Higher Taxes for Business Mean We All Pay
Sometimes what's politically irresistible is economically nonsensical, as we may soon be reminded. The Obama administration, desperate for revenue and spotting an easy target, is proposing three hefty tax increases on business. If the administration gets its way, the result will be bad news for all Americans.
The first instance of dangerously mixing politics with economics was the administration's announcement in May that it wanted to "reform our international tax laws" so that they don't "stack the deck against job creation here on our shores."

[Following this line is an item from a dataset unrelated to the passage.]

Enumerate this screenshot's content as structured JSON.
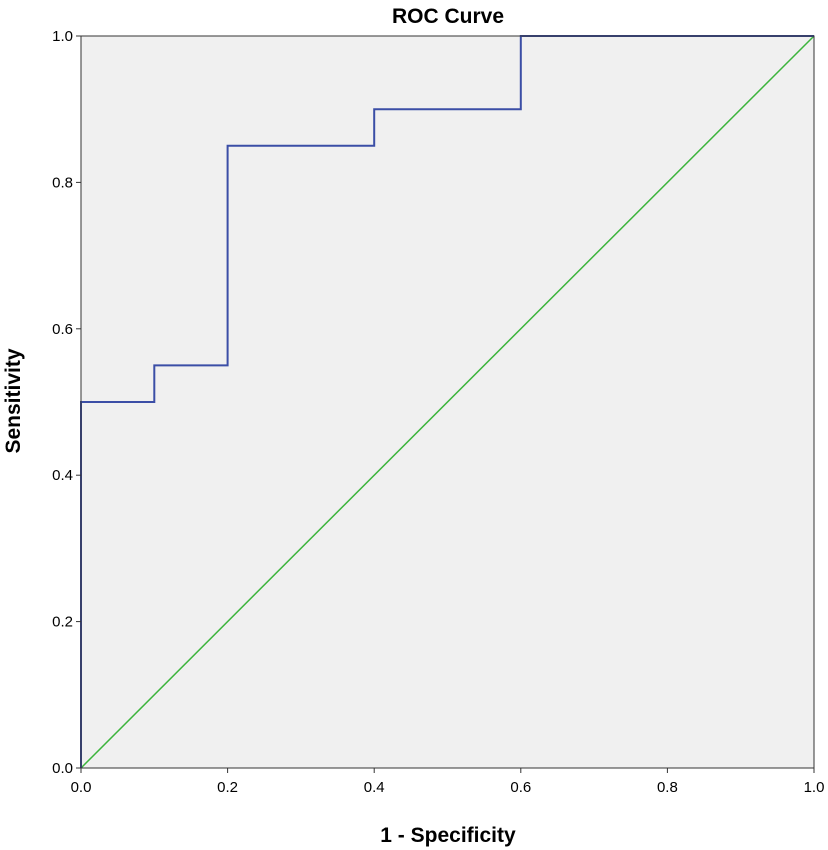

In a smooth bit of political rhetoric, the White House linked international corporations to individuals who illegally evade taxes by secretly stashing income overseas. "Today our tax code actually provides a competitive advantage to companies that invest and create jobs overseas compared to those that invest and create those same jobs in the U.S.," or so began the White House's May 4 statement. In the very next sentence, the administration segued to "our tax system is rife with opportunities to evade and avoid taxes through offshore tax havens."
The average citizen had to conclude that most big U.S. companies are tax cheats. Only a dedicated student of accounting would figure out that the term "tax haven" as defined by the Treasury Department means any country with a lower corporate tax rate than America's, which is all countries except Japan.
The reality is that the administration is lashing out against perfectly legal behavior. A U.S. company that makes money in Country X pays Country X's taxes on that money. If the company ever brings the money back to the United States, it must also pay the tax that would be due under America's higher rate. The administration argues that because the United States has almost the world's highest corporate tax rate (and even Japan's is only a fraction of a point higher), current rules create incentives for U.S. companies to operate anywhere but here, at the cost of U.S. jobs. The White House therefore proposes charging all American companies full freight -- the whole difference between their overseas taxes and the U.S. corporate rate -- on all their profits as soon as they're earned, no matter where. This measure, in their minds, would bring jobs home.
If the logic eludes you, you're not alone. The bottom-line effect of the change would be a steep tax hike -- more money vacuumed out of corporate coffers. Would that make U.S. companies competing in a global economy more inclined to hire additional workers in the highly expensive United States? The answer is clear. It's why Microsoft chief executive Steve Ballmer said recently that if the change is enacted, "we're better off taking lots of people and moving them out of the U.S. as opposed to keeping them inside the U.S."
That's Obama's first proposed business tax increase. Another would require companies to account for their inventories on a first-in-first-out (FIFO) basis rather than a last-in-first-out (LIFO) one -- an eye-glazing change that's highly significant. In an era of rising costs, to assume that you're selling your oldest inventory rather than your newest increases reported profits and thus taxes, even though nothing real has changed. If inflation turns worse, as many analysts predict, FIFO would force companies to pay real taxes on phantom profits as the value of goods gets inflated while they sit in inventory.
The third business tax hike would be the new levy on carbon emissions. Regardless of the form it takes -- a cap-and-trade system or a carbon tax -- and despite the good reasons for it, it's still a tax, money out the door for which a company gets nothing.
The problem with sticking it to business in these three major ways is that, ultimately, business doesn't get stuck. Tax-wise, a company is just a bunch of incorporation papers; all taxes are paid by people -- customers, shareholders and employees. And guess who would bear most of the burden of these tax increases? It's the U.S. employees of the companies being taxed.
Research has shown that when business taxes are raised by a dollar, 70 to 92 cents comes out of employees' pay. When workers wake up to that fact, they may decide this is one time they don't want the White House beating up on business.
Geoff Colvin is a senior editor at large for Fortune magazine.